EU-Spitzenpolitiker zu Krisengesprächen in Athen Griechenland vor der "Woche der Entscheidung"
Auf annähernd 300 Milliarden Euro wird die griechische Staatsverschuldung geschätzt. Das raubt auch in Brüssel vielen den Schlaf. Heute reisen EU-Währungskommissar Rehn und der Fraktionschef der Sozialdemokraten, Schulz, nach Athen, um auf einen harten Sparkurs zu drängen.
Von Ulrich Pick, ARD-Hörfunkstudio Istanbul
Glaubt man der griechischen Zeitung "Ethnos", so beginnt für Athen die "Woche der Entscheidung". In der Tat könnten die kommenden Tage für Griechenland zu einer heißen und vor allem entscheidenden Phase in der Bewältigung seiner Wirtschafts- und Finanzkrise werden.
Denn am heutigen Montag wird EU-Wirtschafts- und Währungskommissar Olli Rehn erwartet. Auch der Brüsseler Fraktionschef der Sozialdemokraten, Martin Schulz, will kommen. Er soll ausgesprochen gute Kontakte in die griechische Hauptstadt haben. Beide Politiker werden auch mit Ministerpräsident Giorgos Papandreou zusammentreffen.
Rätsel um Ackermann-Visite
Bereits am vergangenen Freitag hatte es unerwarteten Besuch gegeben: Deutsche-Bank-Chef Josef Ackermann flog an die Ägäis. Auch wenn sämtliche Beobachter davon ausgingen, dass sein Treffen mit dem Regierungschef eine Art Ouvertüre zum Besuch Papandreous in Berlin gewesen sein dürfte, wollte Ackermann den wartenden Journalisten nichts Konkretes mitteilen: "Ich bin regelmäßig in Griechenland, weil ich Griechenland auch liebe. Es ist ein wunderschönes Land." Er habe in dem Land mit Kunden und Parlamentariern gesprochen und die "Ehre" gehabt, auch den Ministerpräsidenten zu treffen. "Wir hatten ein sehr produktives Gespräch über die gesamte Situation."
Griechen sollen mit "Hagel von Sparmaßnahmen" rechnen
Als Schlüsselsituation wird das Treffen Papandreous mit Kanzlerin Angela Merkel in Berlin am Freitag gewertet. Seit Tagen spricht der Athener Regierungschef immer wieder von einem "schmerzhafen und qualvollen" Weg zur Genesung der griechischen Finanzen. Gleichzeitig stimmt die Presse die griechische Bevölkerung auf einen "Hagel von Sparmaßnahmen" ein. In Berlin und Paris, so heißt es, werde zur Zeit fieberhaft nach Möglichkeiten gesucht, wie man Griechenland helfen könne, ohne dabei die EU-Regeln zu verletzen.

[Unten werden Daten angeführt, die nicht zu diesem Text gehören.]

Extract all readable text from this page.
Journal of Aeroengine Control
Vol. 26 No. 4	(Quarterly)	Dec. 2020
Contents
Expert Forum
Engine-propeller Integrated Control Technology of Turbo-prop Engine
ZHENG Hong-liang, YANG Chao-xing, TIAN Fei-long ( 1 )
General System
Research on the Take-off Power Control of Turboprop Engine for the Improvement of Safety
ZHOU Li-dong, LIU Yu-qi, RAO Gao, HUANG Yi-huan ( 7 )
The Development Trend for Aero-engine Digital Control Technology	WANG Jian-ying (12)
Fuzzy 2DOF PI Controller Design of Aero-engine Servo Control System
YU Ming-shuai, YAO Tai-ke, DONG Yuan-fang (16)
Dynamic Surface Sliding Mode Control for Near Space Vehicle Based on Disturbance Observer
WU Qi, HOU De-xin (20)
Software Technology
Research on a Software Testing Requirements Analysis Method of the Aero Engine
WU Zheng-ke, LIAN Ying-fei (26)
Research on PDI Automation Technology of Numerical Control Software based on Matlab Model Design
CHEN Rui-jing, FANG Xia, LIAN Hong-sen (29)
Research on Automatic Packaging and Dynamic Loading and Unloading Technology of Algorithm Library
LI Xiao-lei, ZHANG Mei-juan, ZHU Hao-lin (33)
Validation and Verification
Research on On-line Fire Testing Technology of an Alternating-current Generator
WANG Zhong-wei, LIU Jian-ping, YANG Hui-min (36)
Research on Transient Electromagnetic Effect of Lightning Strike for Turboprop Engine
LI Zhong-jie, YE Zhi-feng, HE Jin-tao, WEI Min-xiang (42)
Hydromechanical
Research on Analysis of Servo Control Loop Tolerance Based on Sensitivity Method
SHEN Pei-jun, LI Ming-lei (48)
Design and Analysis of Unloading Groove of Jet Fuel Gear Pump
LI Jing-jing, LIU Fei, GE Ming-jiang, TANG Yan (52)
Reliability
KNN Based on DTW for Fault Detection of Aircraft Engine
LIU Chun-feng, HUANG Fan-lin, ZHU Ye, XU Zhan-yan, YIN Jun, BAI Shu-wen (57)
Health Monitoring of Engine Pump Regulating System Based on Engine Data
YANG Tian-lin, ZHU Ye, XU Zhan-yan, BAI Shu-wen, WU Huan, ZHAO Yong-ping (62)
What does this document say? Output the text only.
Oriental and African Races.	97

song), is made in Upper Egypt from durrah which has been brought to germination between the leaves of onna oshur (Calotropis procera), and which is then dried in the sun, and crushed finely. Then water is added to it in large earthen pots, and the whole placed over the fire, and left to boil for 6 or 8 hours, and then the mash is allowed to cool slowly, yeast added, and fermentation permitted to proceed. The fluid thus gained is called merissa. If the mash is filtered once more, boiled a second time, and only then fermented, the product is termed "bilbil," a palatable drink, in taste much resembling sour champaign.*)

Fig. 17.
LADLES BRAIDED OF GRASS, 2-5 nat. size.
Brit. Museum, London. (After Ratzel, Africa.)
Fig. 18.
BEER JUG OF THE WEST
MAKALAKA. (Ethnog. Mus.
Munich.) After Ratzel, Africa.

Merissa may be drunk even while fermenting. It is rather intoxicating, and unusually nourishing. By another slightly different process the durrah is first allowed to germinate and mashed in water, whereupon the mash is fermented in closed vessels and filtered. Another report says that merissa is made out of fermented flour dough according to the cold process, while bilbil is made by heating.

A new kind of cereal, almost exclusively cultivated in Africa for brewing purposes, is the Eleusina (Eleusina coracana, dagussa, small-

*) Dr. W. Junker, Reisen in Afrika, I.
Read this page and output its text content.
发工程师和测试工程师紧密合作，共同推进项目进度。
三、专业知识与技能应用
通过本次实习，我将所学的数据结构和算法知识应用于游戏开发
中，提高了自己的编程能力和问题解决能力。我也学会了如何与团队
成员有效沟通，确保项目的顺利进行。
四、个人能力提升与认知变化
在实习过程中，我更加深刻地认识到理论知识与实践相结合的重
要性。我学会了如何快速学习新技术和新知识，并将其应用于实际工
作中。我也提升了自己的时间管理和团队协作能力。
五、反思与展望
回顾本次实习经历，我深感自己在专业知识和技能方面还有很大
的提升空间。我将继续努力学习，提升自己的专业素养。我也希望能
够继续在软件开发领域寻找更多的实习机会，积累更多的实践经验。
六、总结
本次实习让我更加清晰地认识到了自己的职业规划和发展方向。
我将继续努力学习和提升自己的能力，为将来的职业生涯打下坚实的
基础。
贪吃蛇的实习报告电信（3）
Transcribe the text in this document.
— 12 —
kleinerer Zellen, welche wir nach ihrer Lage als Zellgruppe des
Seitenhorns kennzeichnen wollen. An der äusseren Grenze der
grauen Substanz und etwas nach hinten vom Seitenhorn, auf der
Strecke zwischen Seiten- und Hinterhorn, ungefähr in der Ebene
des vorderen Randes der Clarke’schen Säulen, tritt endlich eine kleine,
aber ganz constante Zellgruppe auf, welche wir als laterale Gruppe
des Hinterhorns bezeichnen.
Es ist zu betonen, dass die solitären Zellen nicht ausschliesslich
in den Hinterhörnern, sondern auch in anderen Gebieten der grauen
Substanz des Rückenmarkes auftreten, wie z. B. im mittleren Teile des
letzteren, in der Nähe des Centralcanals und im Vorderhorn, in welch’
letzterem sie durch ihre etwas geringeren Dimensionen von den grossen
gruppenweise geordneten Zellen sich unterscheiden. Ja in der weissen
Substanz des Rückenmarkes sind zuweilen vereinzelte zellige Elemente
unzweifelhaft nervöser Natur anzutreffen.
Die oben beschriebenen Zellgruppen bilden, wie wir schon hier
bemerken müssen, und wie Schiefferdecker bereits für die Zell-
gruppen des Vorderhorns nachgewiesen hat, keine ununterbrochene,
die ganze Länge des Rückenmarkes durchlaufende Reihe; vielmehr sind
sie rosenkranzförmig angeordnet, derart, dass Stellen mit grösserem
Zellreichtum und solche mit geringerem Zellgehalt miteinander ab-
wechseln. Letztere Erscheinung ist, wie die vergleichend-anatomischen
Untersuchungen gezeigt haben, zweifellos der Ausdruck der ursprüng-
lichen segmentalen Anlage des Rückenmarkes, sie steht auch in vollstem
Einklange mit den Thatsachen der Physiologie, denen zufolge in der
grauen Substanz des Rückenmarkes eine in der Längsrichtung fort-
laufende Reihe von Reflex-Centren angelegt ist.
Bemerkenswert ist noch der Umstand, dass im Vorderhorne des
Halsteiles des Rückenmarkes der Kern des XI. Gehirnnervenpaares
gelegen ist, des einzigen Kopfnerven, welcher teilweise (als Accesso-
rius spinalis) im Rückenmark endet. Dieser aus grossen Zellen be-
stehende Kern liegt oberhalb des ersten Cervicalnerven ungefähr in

Frankreichs Wirtschaftsministerin Christine Lagarde betonte am Wochenende in diesem Zusammenhang, dass es einen Ausschluss Griechenlands aus der Eurozone nicht geben werde. Bei den vorgeschlagenen Hilfen sollten sowohl private als auch staatliche Partner beteiligt werden.
Ein "enges Korsett" aus Brüssel
Unterdessen forderte Luxemburgs Ministerpräsident Jean-Claude Juncker, Griechenland müsse die Bemühungen, sein Defizit zu drücken, noch einmal intensivieren. Anderenfalls könnten Sanktionen verhängt werden, sagte er der Athener Zeitung "Elefterotypia".
Allerdings sieht deren leitender Wirtschaftsredakteur Kostas Tsouropoulos hinter den Forderungen auch gewisse Schwierigkeiten: "Die EU hat uns ein enges Korsett verpasst. Sie zwingt uns, innerhalb von drei Jahren unser Defizit unter drei Prozent des Bruttoinlandsproduktes zu drücken. Es ist ein sehr ambitioniertes Programm, das die griechische Regierung entworfen hat." Er fürchte aber, dass es sehr schwierig werde, dieses auch einzuhalten. Denn seine Umsetzung bringt Arbeitslosigkeit und Depression in der Wirtschaft in einem Moment, in dem die Ökonomie Wachstum braucht.
Griechenland hat mehr als 300 Milliarden Euro Schulden - rund 125 Prozent des griechischen Bruttoinlandsproduktes.